🤖 AI Summary
To address the lack of systematic decision support for choosing between rule-based and machine learning (ML) approaches in information extraction (IE), this paper introduces REST, a rule-first decision-assistance tool. REST’s core contributions are: (1) a novel visual framework for assessing rule feasibility and predicting rule performance; (2) a hybrid paradigm prioritizing rules as the default choice and ML as an on-demand fallback; and (3) rapid rule evaluation and deployment enabled by a single expert session. REST integrates rule engineering, lightweight ML evaluation, expert knowledge encoding, and multi-dimensional performance modeling—including F1 score, development effort, and maintainability—via an interactive interface.
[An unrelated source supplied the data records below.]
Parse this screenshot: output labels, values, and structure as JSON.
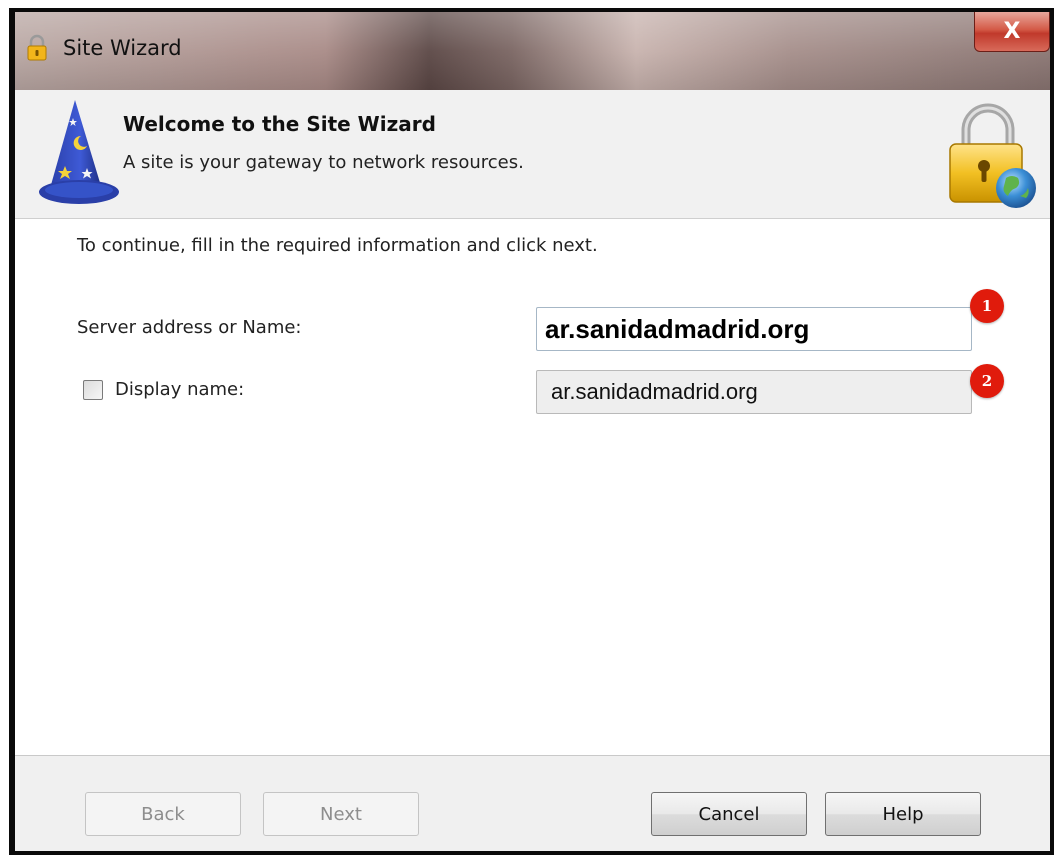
{
  "window": {
    "title": "Site Wizard",
    "close_label": "X",
    "icon": "padlock-icon"
  },
  "header": {
    "title": "Welcome to the Site Wizard",
    "subtitle": "A site is your gateway to network resources.",
    "left_icon": "wizard-hat-icon",
    "right_icon": "padlock-globe-icon"
  },
  "form": {
    "instructions": "To continue, fill in the required information and click next.",
    "server": {
      "label": "Server address or Name:",
      "value": "ar.sanidadmadrid.org"
    },
    "display_name": {
      "label": "Display name:",
      "value": "ar.sanidadmadrid.org",
      "checked": false
    }
  },
  "markers": [
    "1",
    "2"
  ],
  "buttons": {
    "back": "Back",
    "next": "Next",
    "cancel": "Cancel",
    "help": "Help"
  },
  "colors": {
    "marker": "#e01b0c",
    "close_button": "#c0392b"
  }
}
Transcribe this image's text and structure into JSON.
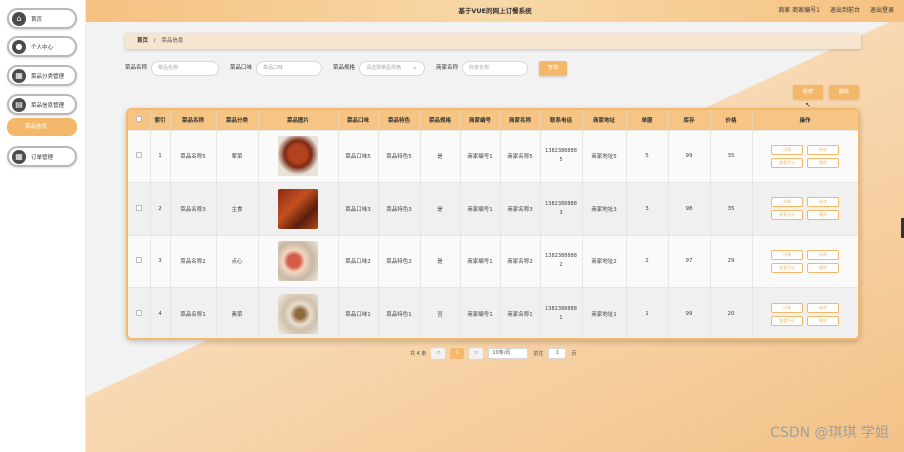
{
  "app": {
    "title": "基于VUE的网上订餐系统"
  },
  "topbar": {
    "user_info": "商家 商家编号1",
    "back_label": "退出到前台",
    "logout_label": "退出登录"
  },
  "sidebar": {
    "items": [
      {
        "label": "首页",
        "icon": "home-icon"
      },
      {
        "label": "个人中心",
        "icon": "user-icon"
      },
      {
        "label": "菜品分类管理",
        "icon": "grid-icon"
      },
      {
        "label": "菜品信息管理",
        "icon": "dish-icon"
      },
      {
        "label": "订单管理",
        "icon": "grid-icon"
      }
    ],
    "active_sub": "菜品信息"
  },
  "breadcrumb": {
    "home": "首页",
    "separator": "/",
    "current": "菜品信息"
  },
  "search": {
    "name_label": "菜品名称",
    "name_placeholder": "菜品名称",
    "taste_label": "菜品口味",
    "taste_placeholder": "菜品口味",
    "type_label": "菜品规格",
    "type_placeholder": "请选择菜品规格",
    "shop_label": "商家名称",
    "shop_placeholder": "商家名称",
    "search_button": "查询"
  },
  "actions": {
    "add_button": "新增",
    "delete_button": "删除"
  },
  "table": {
    "headers": [
      "",
      "索引",
      "菜品名称",
      "菜品分类",
      "菜品图片",
      "菜品口味",
      "菜品特色",
      "菜品规格",
      "商家编号",
      "商家名称",
      "联系电话",
      "商家地址",
      "单服",
      "库存",
      "价格",
      "操作"
    ],
    "rows": [
      {
        "index": "1",
        "name": "菜品名称5",
        "category": "荤菜",
        "taste": "菜品口味5",
        "feature": "菜品特色5",
        "spec": "是",
        "shop_no": "商家编号1",
        "shop_name": "商家名称5",
        "phone": "13823888885",
        "address": "商家地址5",
        "single": "5",
        "stock": "99",
        "price": "35"
      },
      {
        "index": "2",
        "name": "菜品名称3",
        "category": "主食",
        "taste": "菜品口味3",
        "feature": "菜品特色3",
        "spec": "是",
        "shop_no": "商家编号1",
        "shop_name": "商家名称3",
        "phone": "13823888883",
        "address": "商家地址3",
        "single": "3",
        "stock": "98",
        "price": "35"
      },
      {
        "index": "3",
        "name": "菜品名称2",
        "category": "点心",
        "taste": "菜品口味2",
        "feature": "菜品特色2",
        "spec": "是",
        "shop_no": "商家编号1",
        "shop_name": "商家名称2",
        "phone": "13823888882",
        "address": "商家地址2",
        "single": "2",
        "stock": "97",
        "price": "29"
      },
      {
        "index": "4",
        "name": "菜品名称1",
        "category": "素菜",
        "taste": "菜品口味1",
        "feature": "菜品特色1",
        "spec": "否",
        "shop_no": "商家编号1",
        "shop_name": "商家名称1",
        "phone": "13823888881",
        "address": "商家地址1",
        "single": "1",
        "stock": "99",
        "price": "20"
      }
    ],
    "row_actions": {
      "detail": "详情",
      "edit": "修改",
      "review": "查看评论",
      "delete": "删除"
    }
  },
  "pagination": {
    "total": "共 4 条",
    "prev": "<",
    "current_page": "1",
    "next": ">",
    "page_size": "10条/页",
    "jump_label": "前往",
    "jump_value": "1",
    "page_unit": "页"
  },
  "watermark": "CSDN @琪琪 学姐",
  "colors": {
    "accent": "#f3b86a",
    "topbar": "#f6c180",
    "header_row": "#f6c584"
  }
}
Evaluated across 12 real-world entity extraction tasks, REST demonstrates that rule-based solutions cover 83% of entity types, achieve an average F1 of 0.89, reduce annotation requirements by 67%, and shorten rule development cycles by 52%. The approach significantly enhances sustainability, interpretability, and cross-task transferability.
📝 Abstract
Rules could be an information extraction (IE) default option, compared to ML and LLMs in terms of sustainability, transferability, interpretability, and development burden. We suggest a sustainable and combined use of rules and ML as an IE method. Our approach starts with an exhaustive expert manual highlighting in a single working session of a representative subset of the data corpus. We developed and validated the feasibility and the performance metrics of the REST decision tool to help the annotator choose between rules as a by default option and ML for each entity of an IE task. REST makes the annotator visualize the characteristics of each entity formalization in the free texts and the expected rule development feasibility and IE performance metrics. ML is considered as a backup IE option and manual annotation for training is therefore minimized. The external validity of REST on a 12-entity use case showed good reproducibility.